The bitter melon (also known as bitter gourd) looks like a cucumber but with ugly gourd-like bumps all over it. As the name implies, this vegetable is a melon that is bitter. There are two varieties of this vegetable: One grows to about 20 cm long, is oblong and pale green in color. The other is the smaller variety, less than 10 cm long, oval and has a darker green color.
Both varieties have seeds that are white when unripe and that turn red when they are ripe. The vegetable-fruit turn reddish-orange when ripe and becomes even more bitter. Bitter gourd thrives in hot and humid climates, so are commonly found in Asian countries and South America.
Westerners may not be so used to bitter melons, so may find them more difficult to consume. But if you can generally take bitter taste, you may be able to take this too. Try it, at least for all its healthful virtues!
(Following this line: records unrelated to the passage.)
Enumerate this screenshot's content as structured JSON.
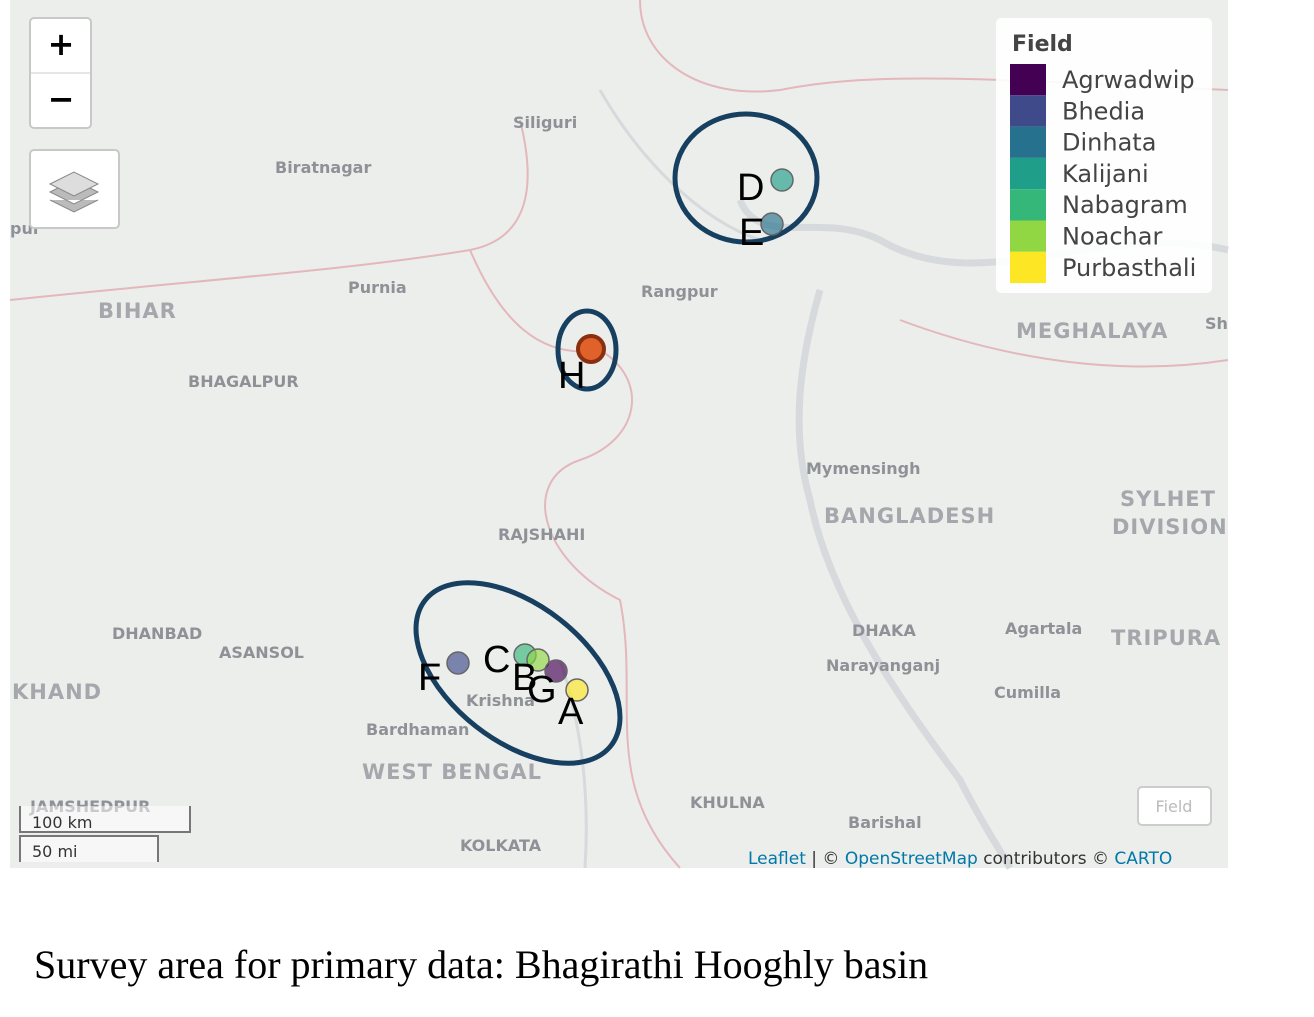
{
  "map": {
    "controls": {
      "zoom_in": "+",
      "zoom_out": "−"
    },
    "place_labels": [
      "Siliguri",
      "Biratnagar",
      "pur",
      "Purnia",
      "Rangpur",
      "BIHAR",
      "BHAGALPUR",
      "MEGHALAYA",
      "Sh",
      "Mymensingh",
      "BANGLADESH",
      "SYLHET",
      "DIVISION",
      "RAJSHAHI",
      "DHANBAD",
      "ASANSOL",
      "DHAKA",
      "Agartala",
      "TRIPURA",
      "Narayanganj",
      "KHAND",
      "Cumilla",
      "Krishna",
      "Bardhaman",
      "WEST BENGAL",
      "JAMSHEDPUR",
      "KHULNA",
      "Barishal",
      "KOLKATA"
    ],
    "legend": {
      "title": "Field",
      "items": [
        {
          "name": "Agrwadwip",
          "color": "#440154"
        },
        {
          "name": "Bhedia",
          "color": "#3e4a89"
        },
        {
          "name": "Dinhata",
          "color": "#26728e"
        },
        {
          "name": "Kalijani",
          "color": "#1f9e89"
        },
        {
          "name": "Nabagram",
          "color": "#35b779"
        },
        {
          "name": "Noachar",
          "color": "#90d743"
        },
        {
          "name": "Purbasthali",
          "color": "#fde725"
        }
      ]
    },
    "points": [
      {
        "label": "D",
        "color": "#1f9e89"
      },
      {
        "label": "E",
        "color": "#26728e"
      },
      {
        "label": "H",
        "color": "#e0622a"
      },
      {
        "label": "F",
        "color": "#3e4a89"
      },
      {
        "label": "C",
        "color": "#35b779"
      },
      {
        "label": "B",
        "color": "#90d743"
      },
      {
        "label": "G",
        "color": "#440154"
      },
      {
        "label": "A",
        "color": "#fde725"
      }
    ],
    "scale": [
      "100 km",
      "50 mi"
    ],
    "field_button": "Field",
    "attribution": [
      "Leaflet",
      "| ©",
      "OpenStreetMap",
      "contributors ©",
      "CARTO"
    ]
  },
  "caption": "Survey area for primary data: Bhagirathi Hooghly basin"
}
Bitter gourds are very low in calories but dense with precious nutrients. It is an excellent source of vitamins B1, B2, and B3, C, magnesium, folate, zinc, phosphorus, manganese, and has high dietary fiber. It is rich in iron, contains twice the beta-carotene of broccoli, twice the calcium of spinach, and twice the potassium of a banana. Bitter melon contains a unique phyto-constituent that has been confirmed to have a hypoglycemic effect called charantin. There is also another insulin-like compound known as polypeptide P which have been suggested as insulin replacement in some diabetic patients.